祠堂側面的第一間房內,窗紙透出橙紅的燭光,被照得薄透發亮,一人坐了起來,黑影忽而放大撐滿整個窗格,緊接著又伏了下去,帶動的微風搖晃燈芯。
這時,視角穿過窗紙進入房間內,直接看到窗沿下擺放著一張大床,以及上面發生著的一切。

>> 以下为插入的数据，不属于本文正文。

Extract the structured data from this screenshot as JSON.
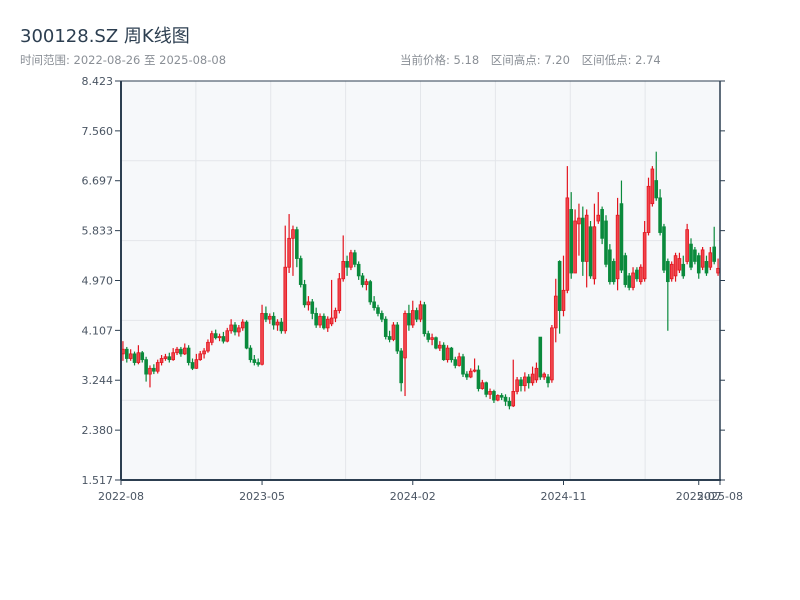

薄曄一手撐在枕頭旁,一手拉開衝鋒衣的拉鏈,單手褪下外套。
他注視著身下,男生的頭髮剪短了,耳後根毫無保留地展露出來,直白得可愛。
雪山的夜很冷,尤其是下著雨,即便是此刻,身體也無法很快熱起來。
薄曄修長手指在對方外套拉鏈邊緣徘徊不定,一副想拉開卻又充滿顧慮的樣子。
耳邊是唐止的奶音,像貓崽的粉爪子一樣抓人心肺,薄曄壓抑著衝動,緩了緩氣息。
最終還是理智戰勝,薄曄反而將唐止的拉鏈往上提了幾寸,嗓音暗啞道:「寶貝,天太冷,今天不弄了。」
唐止睜開眼,偏頭看他,眼裡水霧朦朧,粉白的面上透著紅,有些不滿地擰了下眉,堅定地要求道:「要!」
自己的男人發出邀請,實在無力抗拒。
薄曄受他的樣子蠱惑,俊臉微紅,掩飾般地笑道:「小老虎精力這麼好?」
又道:「要不然用手?」
唐止垂下視線,主動拉開自己的外套拉鏈,一邊紅著臉,一邊紅著眼。
「不好,一點都不好。」抽了抽氣,表請看起來快哭了,唐止啞著聲說,「我只喜歡薄曄。」
放在從前,這樣的話怎麼都會羞於說出口,也不可能主動到這樣的地步,但在經歷了失去男人之後,在失而復得的此刻,唐止熨著對方的體溫,只想要得更多。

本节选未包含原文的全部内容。